What is a Surety Bond?
Surety bonds are legally binding contracts between two parties, the principal or the person needing the bond, usually the arrestee, and the obligee, the person requiring the bond. Usually the court of jurisdiction and the surety or insurance company issuing the bond and guaranteeing the principle will be paid to fulfill the obligation. Surety bonds are a bit confusing for most. They are part insurance and part credit, depending on your perspective. If the principal defaults (usually failure to appear in court) the obligee can file a claim if the bond’s promise is not met. Essentially a surety bond is a form of credit for the principle and insurance for the obligee or court.
Consequences of Not Abiding by the Terms of the Bond
Most surety bond clauses require you to abide by the terms of the bond. If you don’t abide by the terms of the bond, a claim can ensue and you are obligated to pay the full amount, including legal costs. An indemnity agreement pledges that you will reimburse the surety for any claims and lawful reimbursement for any costs to enforce the obligation. Collateral assets like personal property (cars, jewelry, etc.) and real property assets like land or a house are usually obligatory up to the amount of the bond. These assets are forfeited in the case of successful claim.
How Much Does it Cost to Bail Someone out of Jail?
These surety bonds also require that the principle agrees to forfeit his right to extradition if he flees the jurisdiction. This allows for the apprehension if the principle skips, and has crossed jurisdictional boundaries.
Typically the fees associated with a bail bond are 10% of the bond amount, with federal courts going up to 15 percent. The principle is responsible for obtaining this amount and paying up-front before any bail bond is issued. Bonds are issued to ensure court appearances, and that the arrestee complies with any special conditions pending the appearance before the judge.
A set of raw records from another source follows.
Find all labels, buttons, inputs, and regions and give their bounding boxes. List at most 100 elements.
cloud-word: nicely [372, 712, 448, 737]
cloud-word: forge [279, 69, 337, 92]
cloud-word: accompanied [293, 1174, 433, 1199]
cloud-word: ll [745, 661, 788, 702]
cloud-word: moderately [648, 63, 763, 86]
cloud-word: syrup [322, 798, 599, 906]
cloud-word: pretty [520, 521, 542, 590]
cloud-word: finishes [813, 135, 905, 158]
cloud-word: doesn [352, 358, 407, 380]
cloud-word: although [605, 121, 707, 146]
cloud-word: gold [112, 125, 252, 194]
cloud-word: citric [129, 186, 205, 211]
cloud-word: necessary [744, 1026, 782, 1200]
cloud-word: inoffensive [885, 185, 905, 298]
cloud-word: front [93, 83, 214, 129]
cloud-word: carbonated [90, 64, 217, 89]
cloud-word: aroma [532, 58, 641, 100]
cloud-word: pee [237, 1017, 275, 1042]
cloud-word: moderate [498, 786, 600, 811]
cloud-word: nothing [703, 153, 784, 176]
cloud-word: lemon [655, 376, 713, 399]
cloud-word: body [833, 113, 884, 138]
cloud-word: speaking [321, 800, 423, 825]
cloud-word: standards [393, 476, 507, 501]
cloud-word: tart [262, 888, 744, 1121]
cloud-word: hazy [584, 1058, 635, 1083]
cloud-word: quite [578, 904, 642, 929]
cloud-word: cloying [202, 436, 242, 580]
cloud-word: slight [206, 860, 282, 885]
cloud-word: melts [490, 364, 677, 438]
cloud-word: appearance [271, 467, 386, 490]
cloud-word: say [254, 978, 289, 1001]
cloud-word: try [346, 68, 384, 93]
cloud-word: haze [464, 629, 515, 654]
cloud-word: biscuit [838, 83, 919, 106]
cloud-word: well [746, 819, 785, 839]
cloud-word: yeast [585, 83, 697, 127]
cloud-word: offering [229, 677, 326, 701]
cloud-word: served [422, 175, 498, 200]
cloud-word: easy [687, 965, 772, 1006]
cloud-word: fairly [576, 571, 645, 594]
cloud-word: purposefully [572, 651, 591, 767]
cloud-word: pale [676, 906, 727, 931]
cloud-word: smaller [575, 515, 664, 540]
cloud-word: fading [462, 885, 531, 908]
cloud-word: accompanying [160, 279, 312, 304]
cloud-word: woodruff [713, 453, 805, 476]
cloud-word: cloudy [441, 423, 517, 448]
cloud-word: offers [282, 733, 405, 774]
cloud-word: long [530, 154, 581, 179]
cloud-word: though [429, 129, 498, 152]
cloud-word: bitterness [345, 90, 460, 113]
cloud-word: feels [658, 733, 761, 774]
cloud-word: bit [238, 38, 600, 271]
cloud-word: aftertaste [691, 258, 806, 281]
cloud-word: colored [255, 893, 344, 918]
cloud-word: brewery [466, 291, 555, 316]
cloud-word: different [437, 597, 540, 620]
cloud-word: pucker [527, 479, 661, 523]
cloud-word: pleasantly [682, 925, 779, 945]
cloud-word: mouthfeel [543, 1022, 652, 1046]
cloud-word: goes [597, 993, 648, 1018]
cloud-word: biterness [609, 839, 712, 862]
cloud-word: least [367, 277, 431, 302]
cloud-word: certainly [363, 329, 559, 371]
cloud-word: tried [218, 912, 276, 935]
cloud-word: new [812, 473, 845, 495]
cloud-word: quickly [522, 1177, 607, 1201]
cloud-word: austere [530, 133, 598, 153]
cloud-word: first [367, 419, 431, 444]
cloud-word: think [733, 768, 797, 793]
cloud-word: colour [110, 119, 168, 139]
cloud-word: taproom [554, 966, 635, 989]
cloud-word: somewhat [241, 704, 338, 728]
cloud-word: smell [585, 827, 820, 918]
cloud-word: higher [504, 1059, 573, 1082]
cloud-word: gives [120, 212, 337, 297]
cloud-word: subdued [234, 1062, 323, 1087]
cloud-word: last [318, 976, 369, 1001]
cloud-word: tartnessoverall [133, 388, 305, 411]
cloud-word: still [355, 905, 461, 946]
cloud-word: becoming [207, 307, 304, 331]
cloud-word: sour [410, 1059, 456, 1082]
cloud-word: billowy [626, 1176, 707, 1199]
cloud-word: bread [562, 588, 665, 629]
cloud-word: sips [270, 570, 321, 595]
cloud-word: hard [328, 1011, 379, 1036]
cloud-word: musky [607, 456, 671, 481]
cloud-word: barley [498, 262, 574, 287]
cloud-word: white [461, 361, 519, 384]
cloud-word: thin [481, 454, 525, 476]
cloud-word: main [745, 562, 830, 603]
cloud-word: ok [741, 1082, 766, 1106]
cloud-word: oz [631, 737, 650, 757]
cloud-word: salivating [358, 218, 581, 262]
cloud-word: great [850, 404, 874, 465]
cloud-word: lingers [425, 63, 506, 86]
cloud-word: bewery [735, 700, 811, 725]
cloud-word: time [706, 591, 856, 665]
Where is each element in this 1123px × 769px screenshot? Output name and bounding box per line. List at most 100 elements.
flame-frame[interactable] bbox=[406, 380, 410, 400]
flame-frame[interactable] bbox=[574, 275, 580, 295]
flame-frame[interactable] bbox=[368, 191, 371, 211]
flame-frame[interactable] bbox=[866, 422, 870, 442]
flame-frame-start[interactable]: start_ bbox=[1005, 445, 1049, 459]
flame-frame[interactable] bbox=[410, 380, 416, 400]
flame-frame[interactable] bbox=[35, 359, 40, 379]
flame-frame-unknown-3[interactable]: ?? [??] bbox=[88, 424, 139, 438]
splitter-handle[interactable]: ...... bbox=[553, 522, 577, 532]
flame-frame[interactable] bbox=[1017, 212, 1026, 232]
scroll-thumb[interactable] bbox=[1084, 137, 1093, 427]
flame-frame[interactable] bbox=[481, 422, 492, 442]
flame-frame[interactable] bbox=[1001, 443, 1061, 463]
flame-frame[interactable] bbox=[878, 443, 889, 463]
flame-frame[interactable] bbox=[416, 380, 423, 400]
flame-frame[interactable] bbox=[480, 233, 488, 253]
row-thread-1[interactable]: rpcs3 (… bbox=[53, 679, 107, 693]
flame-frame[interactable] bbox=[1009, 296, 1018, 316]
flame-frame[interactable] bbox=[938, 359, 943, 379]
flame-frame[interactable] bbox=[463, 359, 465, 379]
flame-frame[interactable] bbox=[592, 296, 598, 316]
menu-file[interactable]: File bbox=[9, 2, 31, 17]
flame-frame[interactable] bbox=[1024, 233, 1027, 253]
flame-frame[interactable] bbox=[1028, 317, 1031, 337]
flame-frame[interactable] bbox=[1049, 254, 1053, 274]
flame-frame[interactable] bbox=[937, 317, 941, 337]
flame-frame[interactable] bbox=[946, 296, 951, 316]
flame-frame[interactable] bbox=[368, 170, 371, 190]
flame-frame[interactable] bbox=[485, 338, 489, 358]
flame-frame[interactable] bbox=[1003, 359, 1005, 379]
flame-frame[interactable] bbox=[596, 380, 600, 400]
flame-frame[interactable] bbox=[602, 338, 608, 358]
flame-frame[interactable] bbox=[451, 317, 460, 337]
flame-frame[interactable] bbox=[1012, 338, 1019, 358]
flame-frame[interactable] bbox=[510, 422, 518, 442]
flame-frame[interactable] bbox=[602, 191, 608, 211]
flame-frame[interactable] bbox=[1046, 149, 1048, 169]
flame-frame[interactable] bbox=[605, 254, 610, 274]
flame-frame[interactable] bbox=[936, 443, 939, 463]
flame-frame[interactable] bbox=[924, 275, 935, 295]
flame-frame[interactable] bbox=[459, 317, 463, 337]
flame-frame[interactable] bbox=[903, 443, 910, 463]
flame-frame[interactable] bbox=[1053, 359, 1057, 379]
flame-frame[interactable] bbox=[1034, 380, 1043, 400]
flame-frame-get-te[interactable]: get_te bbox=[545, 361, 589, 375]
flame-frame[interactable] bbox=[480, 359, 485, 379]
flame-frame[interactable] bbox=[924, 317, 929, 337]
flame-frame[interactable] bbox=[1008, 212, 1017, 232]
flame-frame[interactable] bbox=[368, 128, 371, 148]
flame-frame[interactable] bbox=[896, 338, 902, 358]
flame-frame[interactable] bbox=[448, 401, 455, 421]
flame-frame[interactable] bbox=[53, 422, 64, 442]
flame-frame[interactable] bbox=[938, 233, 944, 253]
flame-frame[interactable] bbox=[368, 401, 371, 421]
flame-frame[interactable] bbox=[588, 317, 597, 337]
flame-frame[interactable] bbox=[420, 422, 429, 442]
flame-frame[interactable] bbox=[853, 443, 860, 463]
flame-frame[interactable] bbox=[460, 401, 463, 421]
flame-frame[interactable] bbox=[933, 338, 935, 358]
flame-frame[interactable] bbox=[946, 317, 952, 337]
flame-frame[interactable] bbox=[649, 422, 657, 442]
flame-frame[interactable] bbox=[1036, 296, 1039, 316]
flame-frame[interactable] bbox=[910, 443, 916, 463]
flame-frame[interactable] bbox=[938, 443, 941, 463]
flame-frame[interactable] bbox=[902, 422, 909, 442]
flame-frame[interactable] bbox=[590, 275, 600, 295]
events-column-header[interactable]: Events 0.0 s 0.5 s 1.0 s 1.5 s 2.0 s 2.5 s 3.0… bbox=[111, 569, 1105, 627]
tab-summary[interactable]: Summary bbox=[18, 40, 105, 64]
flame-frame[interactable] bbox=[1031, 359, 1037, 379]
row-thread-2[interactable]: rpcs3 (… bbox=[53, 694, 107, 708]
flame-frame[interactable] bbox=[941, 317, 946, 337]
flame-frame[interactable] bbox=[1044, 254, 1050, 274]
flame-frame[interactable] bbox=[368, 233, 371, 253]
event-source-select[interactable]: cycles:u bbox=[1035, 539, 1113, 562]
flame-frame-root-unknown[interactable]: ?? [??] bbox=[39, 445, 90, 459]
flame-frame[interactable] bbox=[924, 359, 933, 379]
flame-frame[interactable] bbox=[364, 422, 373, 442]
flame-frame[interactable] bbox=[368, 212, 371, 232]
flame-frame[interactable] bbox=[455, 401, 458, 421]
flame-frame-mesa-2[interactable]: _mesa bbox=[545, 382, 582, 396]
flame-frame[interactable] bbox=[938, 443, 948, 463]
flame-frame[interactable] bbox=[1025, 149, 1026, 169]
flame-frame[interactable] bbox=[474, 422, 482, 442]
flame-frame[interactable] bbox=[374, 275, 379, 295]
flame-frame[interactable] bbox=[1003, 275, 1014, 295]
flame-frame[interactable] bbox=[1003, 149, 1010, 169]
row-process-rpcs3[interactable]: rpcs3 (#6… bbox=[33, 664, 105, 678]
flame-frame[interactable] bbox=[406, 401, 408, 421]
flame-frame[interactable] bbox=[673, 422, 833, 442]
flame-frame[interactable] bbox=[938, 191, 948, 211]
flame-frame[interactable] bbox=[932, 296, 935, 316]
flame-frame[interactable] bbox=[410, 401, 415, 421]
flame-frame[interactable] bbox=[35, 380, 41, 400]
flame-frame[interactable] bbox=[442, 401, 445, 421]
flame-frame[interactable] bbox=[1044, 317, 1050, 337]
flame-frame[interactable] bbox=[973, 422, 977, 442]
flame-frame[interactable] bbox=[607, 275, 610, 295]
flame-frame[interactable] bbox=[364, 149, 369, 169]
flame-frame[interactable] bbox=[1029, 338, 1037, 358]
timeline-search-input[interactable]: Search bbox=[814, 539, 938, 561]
Most cannot afford bonds over $10,000, thus the bond facilitates release, guarantees appearance in court and helps to regulate detention facility populations.
Bail Enforcement & Fugitive Recovery Agents
Generally enforcement of the bond falls to a bail bond enforcement agent or fugitive recovery agent, a private individual that locates and apprehends the individual that defaulted and is not in compliance of the bond. Bond enforcement agents enjoy a high success rate as they dedicate the resources necessary to locate, detain and extradite the suspect. These’ bounty hunters’ charge about 10%, but this is cheaper than forfeiting the entire bond amount. Unless the defendant is a high profile or violent offender or an escapee law enforcement agencies dedicate few resources to the pursuit of a fugitive. Most arrest warrants are served incident to a traffic violation or response and/or investigation of an event.